Mutlak Zulüm Karinesi
Birçok AB ülkesinin göç ve göçmenlerden sorumlu kurumları (Hollanda’da IND veya Almanya’da BAMF gibi) temelde kişinin mensup olduğu gruba ait mağduriyetlerinden ziyade kişinin doğrudan uğradığı zulmü dikkate almaktadır. Bunun ispatını da kişinin yapmasını beklemektedir.
İltica eden kişi;
– Savaş,iş savaş veya herkesce kabul edilen soykırım uygulamalarının uygulandığı bir ülkeden geliyor ise,
-Uluslararası Mahkeme ve kurumların verdiği insan hakları ihlalleri kararlarını tanımayan, Adil yargılanma hakkı ortadan kalkmış, Yargı kurumları iktidarların emri ile hareket eder, cezaevlerinde ağır insan hakları ihlalleri uluslararası raporlara geçmiş bir ülkeden geliyor ise,
(Uluslararası kararlar ve raporlar ile ispat edilebilir.)

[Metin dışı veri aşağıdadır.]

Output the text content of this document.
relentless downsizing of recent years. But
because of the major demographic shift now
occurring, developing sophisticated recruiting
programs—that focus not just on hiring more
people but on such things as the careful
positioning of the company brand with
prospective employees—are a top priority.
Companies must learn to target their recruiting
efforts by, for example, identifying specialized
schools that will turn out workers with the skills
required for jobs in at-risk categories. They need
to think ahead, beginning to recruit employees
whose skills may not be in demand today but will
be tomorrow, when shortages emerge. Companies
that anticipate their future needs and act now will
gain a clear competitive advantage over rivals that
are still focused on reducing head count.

-Hakkında açılmış savcılık dosyası yada devam eden yargılamaları nedeni ile hürriyeti tahdit edilmiş veya edilme ihtimali kuvvetli ise
(Mahkeme evrakları veya avukat beyanları ile ispat edilebilir.)
-Devlet yada devletin kontrol edemediği illegal yapılar tarafından aranıyor yada kaçırılma riski nedeni ile sürekli saklanmak zorunda kalıyor ise
(Haber metinleri v.b belgeler ile ispat edilebilir.)
-En temek insani haklarından yararlanması devlet tarafından konulan tahditler nedeni ile engelleniyor ise ( pasaport tahdidi v.b)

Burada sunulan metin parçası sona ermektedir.